As it stands now, the Department of Homeland Security is on the margins of the nation's intelligence network, and the recent reorganization of the intelligence agencies could make this situation worse. The secretary will need to flex the muscles he built up in interagency fights at the Justice Department to ensure that DHS becomes more than a spectator in the detection and assessment of threats against the homeland.
The secretary will need to instill rigorous financial discipline in the fledgling department. At a hearing last week, influential senators made it clear that DHS is unlikely to get significantly more money anytime soon. It's easy to see why some legislators feel this way when the department has proved to be so inept in accounting for what it has and so profligate in spending it. The state of its books is chaotic; one component had no idea of how much money it was taking in and sending out. The Immigration and Customs Enforcement bureau had a shortfall of between $150 million and $200 million, resulting in a hiring freeze, a travel ban and the premature release of some illegal immigrants. Meanwhile, the Transportation Security Administration was paying one contractor nearly $50 million for little or no work and letting that contractor take as profit a percentage of its costs.

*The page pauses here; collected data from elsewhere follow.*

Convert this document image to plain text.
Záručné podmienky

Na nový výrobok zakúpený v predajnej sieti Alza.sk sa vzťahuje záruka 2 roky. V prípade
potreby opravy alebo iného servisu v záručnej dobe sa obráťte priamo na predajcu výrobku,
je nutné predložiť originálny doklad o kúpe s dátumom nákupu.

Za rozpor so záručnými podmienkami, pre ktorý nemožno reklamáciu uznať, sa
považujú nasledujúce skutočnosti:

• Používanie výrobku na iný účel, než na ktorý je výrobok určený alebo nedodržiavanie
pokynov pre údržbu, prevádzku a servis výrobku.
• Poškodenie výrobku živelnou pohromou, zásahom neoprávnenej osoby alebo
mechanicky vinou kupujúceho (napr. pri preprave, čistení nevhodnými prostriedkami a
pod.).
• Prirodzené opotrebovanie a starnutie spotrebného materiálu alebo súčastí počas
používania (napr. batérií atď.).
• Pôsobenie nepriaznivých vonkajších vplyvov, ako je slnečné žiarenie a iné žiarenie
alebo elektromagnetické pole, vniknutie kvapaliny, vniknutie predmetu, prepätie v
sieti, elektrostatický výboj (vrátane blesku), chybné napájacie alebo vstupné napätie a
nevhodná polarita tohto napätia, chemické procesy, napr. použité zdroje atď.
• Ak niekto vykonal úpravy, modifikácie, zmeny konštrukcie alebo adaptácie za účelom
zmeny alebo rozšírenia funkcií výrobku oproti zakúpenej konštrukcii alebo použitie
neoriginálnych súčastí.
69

Finally, the secretary will need to work overtime to address the remaining security gaps. To cite just a few: Too little attention has been paid and too few resources devoted to modes of transportation other than aviation. The department has been too slow to deploy equipment and technology that can significantly aid human airport screeners in detecting concealed weapons and explosives. And border inspectors have admitted illegal immigrants carrying stolen passports into the United States even when the inspectors' computer screens indicate that the passports are stolen.
The new secretary of homeland security will certainly have his work cut out for him. All Americans must wish him success. The security of our homeland will depend on it.
The writer is former inspector general of the Department of Homeland Security. He is now director of the homeland security initiative at the Aspen Institute.